Typical price: £520
What is it: Entry-level, 10-megapixel dSLR
What we think: There are better, more interesting models from earlier years
Sony Alpha DSLR-A200 Review
Reviewed on: 18 March 2008
Sony's entry-level dSLR, the Alpha DSLR-A200, delivers a just-the-facts-ma'am shooting experience. For the most part, it provides the average design, basic feature set, modest performance and better-than-snapshot photo quality that typifies this market segment, and it's available for around £520.
Design
The 10.2-megapixel A200 comes with a standard DT
At 532g, the A200 weighs more than most of its competitors, despite its plastic-clad body. It feels solid, though, and the rubberised grip has a deep indent for your finger that makes the camera comfortable to hold. If you plan to connect the camera directly to your computer rather than use a card reader -- which we don't recommend -- then avoid the A200.

For one, the USB connector is located inside the CF card compartment, which means you have to leave the door open while downloading, potentially allowing all sorts of schmutz to get on to the card-slot contacts, or providing a protrusion to hit and hurl the camera to the floor, if you're accident prone. More importantly, Sony uses a proprietary combo USB/AV connector on all its dSLRs, for no reason that we can see other than to force you to buy a cable from them if you lose the bundled one. Annoying.
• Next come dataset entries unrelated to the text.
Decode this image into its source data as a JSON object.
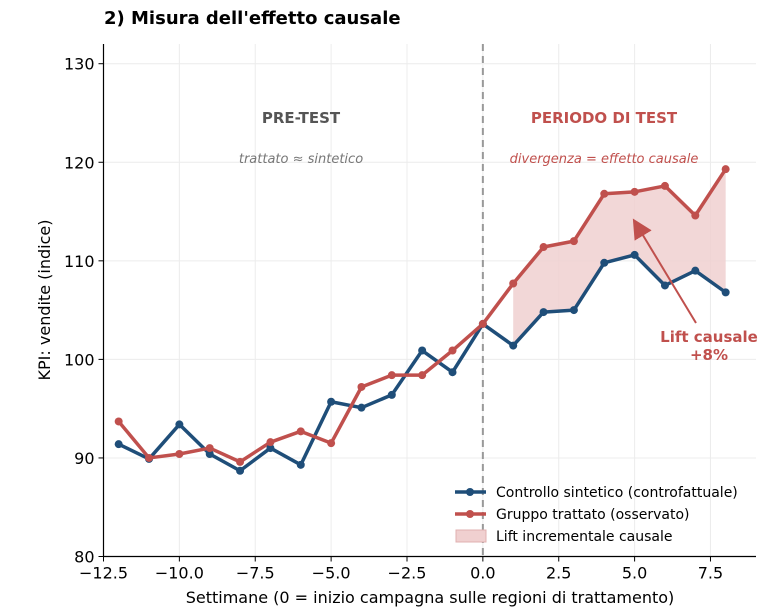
{
  "chart_data": {
    "type": "line",
    "title": "2) Misura dell'effetto causale",
    "xlabel": "Settimane (0 = inizio campagna sulle regioni di trattamento)",
    "ylabel": "KPI: vendite (indice)",
    "xlim": [
      -12.5,
      9.0
    ],
    "ylim": [
      80,
      132
    ],
    "xticks": [
      -12.5,
      -10.0,
      -7.5,
      -5.0,
      -2.5,
      0.0,
      2.5,
      5.0,
      7.5
    ],
    "xtick_labels": [
      "−12.5",
      "−10.0",
      "−7.5",
      "−5.0",
      "−2.5",
      "0.0",
      "2.5",
      "5.0",
      "7.5"
    ],
    "yticks": [
      80,
      90,
      100,
      110,
      120,
      130
    ],
    "ytick_labels": [
      "80",
      "90",
      "100",
      "110",
      "120",
      "130"
    ],
    "grid": true,
    "legend_position": "lower-right",
    "x": [
      -12,
      -11,
      -10,
      -9,
      -8,
      -7,
      -6,
      -5,
      -4,
      -3,
      -2,
      -1,
      0,
      1,
      2,
      3,
      4,
      5,
      6,
      7,
      8
    ],
    "series": [
      {
        "name": "Controllo sintetico (controfattuale)",
        "color": "#1f4e79",
        "values": [
          91.4,
          89.9,
          93.4,
          90.4,
          88.7,
          91.0,
          89.3,
          95.7,
          95.1,
          96.4,
          100.9,
          98.7,
          103.6,
          101.4,
          104.8,
          105.0,
          109.8,
          110.6,
          107.5,
          109.0,
          106.8
        ]
      },
      {
        "name": "Gruppo trattato (osservato)",
        "color": "#c0504d",
        "values": [
          93.7,
          90.0,
          90.4,
          91.0,
          89.6,
          91.6,
          92.7,
          91.5,
          97.2,
          98.4,
          98.4,
          100.9,
          103.6,
          107.7,
          111.4,
          112.0,
          116.8,
          117.0,
          117.6,
          114.6,
          119.3
        ]
      }
    ],
    "band": {
      "name": "Lift incrementale causale",
      "color": "#f0d0d0",
      "x_from": 1,
      "x_to": 8
    },
    "vline": {
      "x": 0
    },
    "annotations": {
      "pre_title": "PRE-TEST",
      "pre_sub": "trattato ≈ sintetico",
      "post_title": "PERIODO DI TEST",
      "post_sub": "divergenza = effetto causale",
      "lift_line1": "Lift causale",
      "lift_line2": "+8%"
    }
  }
}
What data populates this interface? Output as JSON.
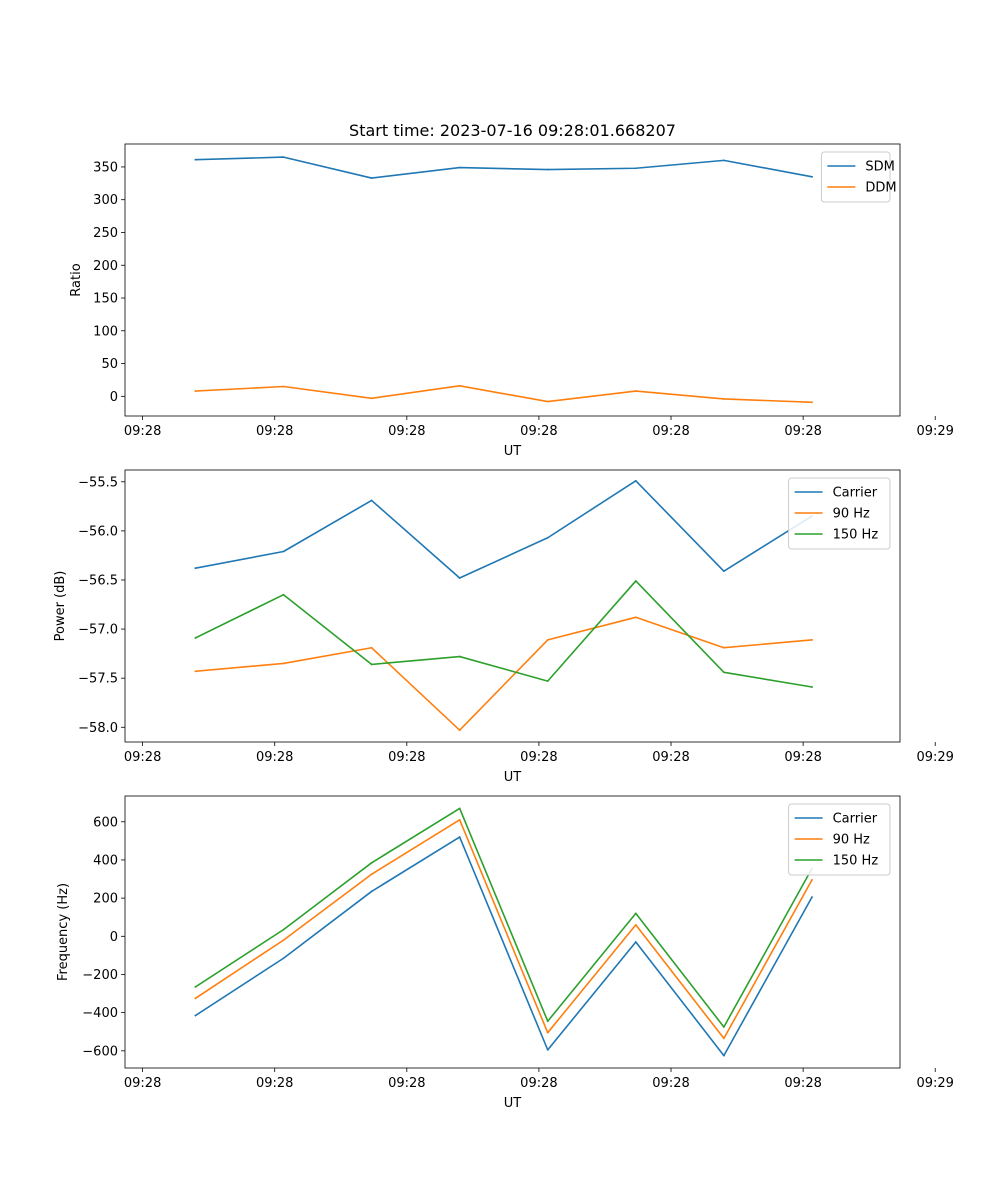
{
  "chart_data": [
    {
      "type": "line",
      "title": "Start time: 2023-07-16 09:28:01.668207",
      "xlabel": "UT",
      "ylabel": "Ratio",
      "ylim": [
        -30,
        385
      ],
      "yticks": [
        0,
        50,
        100,
        150,
        200,
        250,
        300,
        350
      ],
      "x": [
        1,
        2,
        3,
        4,
        5,
        6,
        7,
        8
      ],
      "xlim": [
        0.2,
        9.0
      ],
      "xtick_positions": [
        0.4,
        1.9,
        3.4,
        4.9,
        6.4,
        7.9,
        9.4
      ],
      "xtick_labels": [
        "09:28",
        "09:28",
        "09:28",
        "09:28",
        "09:28",
        "09:28",
        "09:29"
      ],
      "legend_position": "top-right",
      "series": [
        {
          "name": "SDM",
          "color": "#1f77b4",
          "values": [
            361,
            365,
            333,
            349,
            346,
            348,
            360,
            335
          ]
        },
        {
          "name": "DDM",
          "color": "#ff7f0e",
          "values": [
            8,
            15,
            -3,
            16,
            -8,
            8,
            -4,
            -9
          ]
        }
      ]
    },
    {
      "type": "line",
      "title": "",
      "xlabel": "UT",
      "ylabel": "Power (dB)",
      "ylim": [
        -58.15,
        -55.38
      ],
      "yticks": [
        -58.0,
        -57.5,
        -57.0,
        -56.5,
        -56.0,
        -55.5
      ],
      "ytick_labels": [
        "−58.0",
        "−57.5",
        "−57.0",
        "−56.5",
        "−56.0",
        "−55.5"
      ],
      "x": [
        1,
        2,
        3,
        4,
        5,
        6,
        7,
        8
      ],
      "xlim": [
        0.2,
        9.0
      ],
      "xtick_positions": [
        0.4,
        1.9,
        3.4,
        4.9,
        6.4,
        7.9,
        9.4
      ],
      "xtick_labels": [
        "09:28",
        "09:28",
        "09:28",
        "09:28",
        "09:28",
        "09:28",
        "09:29"
      ],
      "legend_position": "top-right",
      "series": [
        {
          "name": "Carrier",
          "color": "#1f77b4",
          "values": [
            -56.38,
            -56.21,
            -55.69,
            -56.48,
            -56.07,
            -55.49,
            -56.41,
            -55.85
          ]
        },
        {
          "name": "90 Hz",
          "color": "#ff7f0e",
          "values": [
            -57.43,
            -57.35,
            -57.19,
            -58.03,
            -57.11,
            -56.88,
            -57.19,
            -57.11
          ]
        },
        {
          "name": "150 Hz",
          "color": "#2ca02c",
          "values": [
            -57.09,
            -56.65,
            -57.36,
            -57.28,
            -57.53,
            -56.51,
            -57.44,
            -57.59
          ]
        }
      ]
    },
    {
      "type": "line",
      "title": "",
      "xlabel": "UT",
      "ylabel": "Frequency (Hz)",
      "ylim": [
        -690,
        735
      ],
      "yticks": [
        -600,
        -400,
        -200,
        0,
        200,
        400,
        600
      ],
      "ytick_labels": [
        "−600",
        "−400",
        "−200",
        "0",
        "200",
        "400",
        "600"
      ],
      "x": [
        1,
        2,
        3,
        4,
        5,
        6,
        7,
        8
      ],
      "xlim": [
        0.2,
        9.0
      ],
      "xtick_positions": [
        0.4,
        1.9,
        3.4,
        4.9,
        6.4,
        7.9,
        9.4
      ],
      "xtick_labels": [
        "09:28",
        "09:28",
        "09:28",
        "09:28",
        "09:28",
        "09:28",
        "09:29"
      ],
      "legend_position": "top-right",
      "series": [
        {
          "name": "Carrier",
          "color": "#1f77b4",
          "values": [
            -415,
            -115,
            235,
            520,
            -595,
            -30,
            -625,
            205
          ]
        },
        {
          "name": "90 Hz",
          "color": "#ff7f0e",
          "values": [
            -325,
            -20,
            325,
            610,
            -505,
            60,
            -535,
            295
          ]
        },
        {
          "name": "150 Hz",
          "color": "#2ca02c",
          "values": [
            -265,
            35,
            385,
            670,
            -445,
            120,
            -475,
            355
          ]
        }
      ]
    }
  ]
}
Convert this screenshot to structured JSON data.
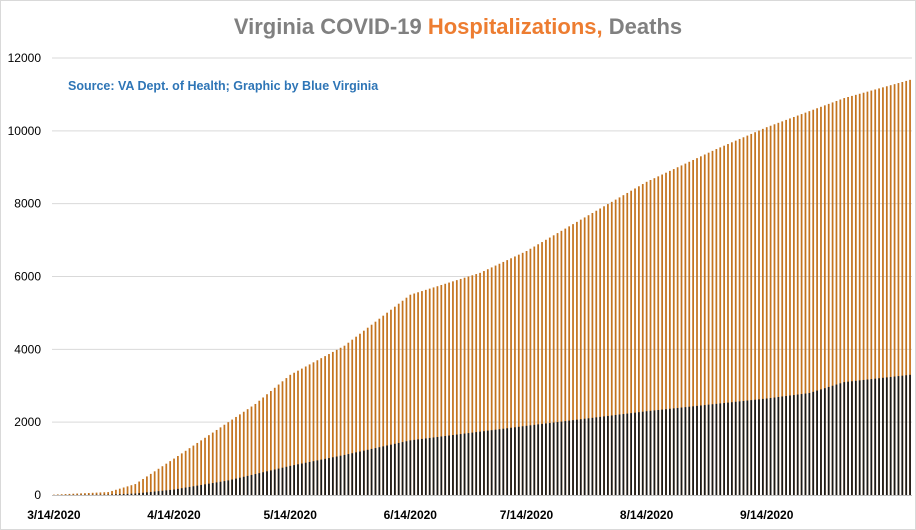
{
  "chart_data": {
    "type": "bar",
    "title": {
      "part1": "Virginia COVID-19 ",
      "part2": "Hospitalizations,",
      "part3": " Deaths"
    },
    "source": "Source: VA Dept. of Health; Graphic by Blue Virginia",
    "ylim": [
      0,
      12000
    ],
    "yticks": [
      "0",
      "2000",
      "4000",
      "6000",
      "8000",
      "10000",
      "12000"
    ],
    "x_tick_labels": [
      "3/14/2020",
      "4/14/2020",
      "5/14/2020",
      "6/14/2020",
      "7/14/2020",
      "8/14/2020",
      "9/14/2020"
    ],
    "date_range": [
      "2020-03-14",
      "2020-10-21"
    ],
    "anchors_hospitalizations": [
      [
        0,
        10
      ],
      [
        14,
        80
      ],
      [
        21,
        300
      ],
      [
        31,
        1000
      ],
      [
        45,
        2000
      ],
      [
        52,
        2500
      ],
      [
        61,
        3300
      ],
      [
        75,
        4100
      ],
      [
        92,
        5500
      ],
      [
        110,
        6100
      ],
      [
        122,
        6700
      ],
      [
        135,
        7500
      ],
      [
        153,
        8600
      ],
      [
        171,
        9500
      ],
      [
        184,
        10100
      ],
      [
        204,
        10900
      ],
      [
        221,
        11400
      ]
    ],
    "anchors_deaths": [
      [
        0,
        0
      ],
      [
        14,
        10
      ],
      [
        21,
        40
      ],
      [
        31,
        150
      ],
      [
        45,
        400
      ],
      [
        61,
        800
      ],
      [
        75,
        1100
      ],
      [
        92,
        1500
      ],
      [
        122,
        1900
      ],
      [
        153,
        2300
      ],
      [
        184,
        2650
      ],
      [
        195,
        2800
      ],
      [
        204,
        3100
      ],
      [
        221,
        3300
      ]
    ],
    "series": [
      {
        "name": "Hospitalizations",
        "color": "#c4741f"
      },
      {
        "name": "Deaths",
        "color": "#1a1a1a"
      }
    ],
    "grid": true,
    "legend": "none"
  }
}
Operating the A200 is straightforward. There are direct-access controls for ISO sensitivity, exposure compensation and drive/bracketing/self-timer modes, while flash, AF, white balance, AF area and D-RangeOptimiser settings are grouped under a screen pulled up by the Fn button. Unfortunately, unlike the previous DSLR-A700 model, you can't change setting options directly via the information display.
Features
The A200 supports wireless flash, uncommon but not unique in this price class, and we actually like the bare-bones implementation. Rather than grafting pro multichannel support on the camera, which can be quite confusing to configure, it's basically binary: on or off.

The other features -- and their implementations -- are pretty typical for the camera's class, including sensor-shift image stabilisation and a 69mm (2.7-inch) LCD. Like most, but not all, of the cameras in this class, the A200 lacks live view shooting.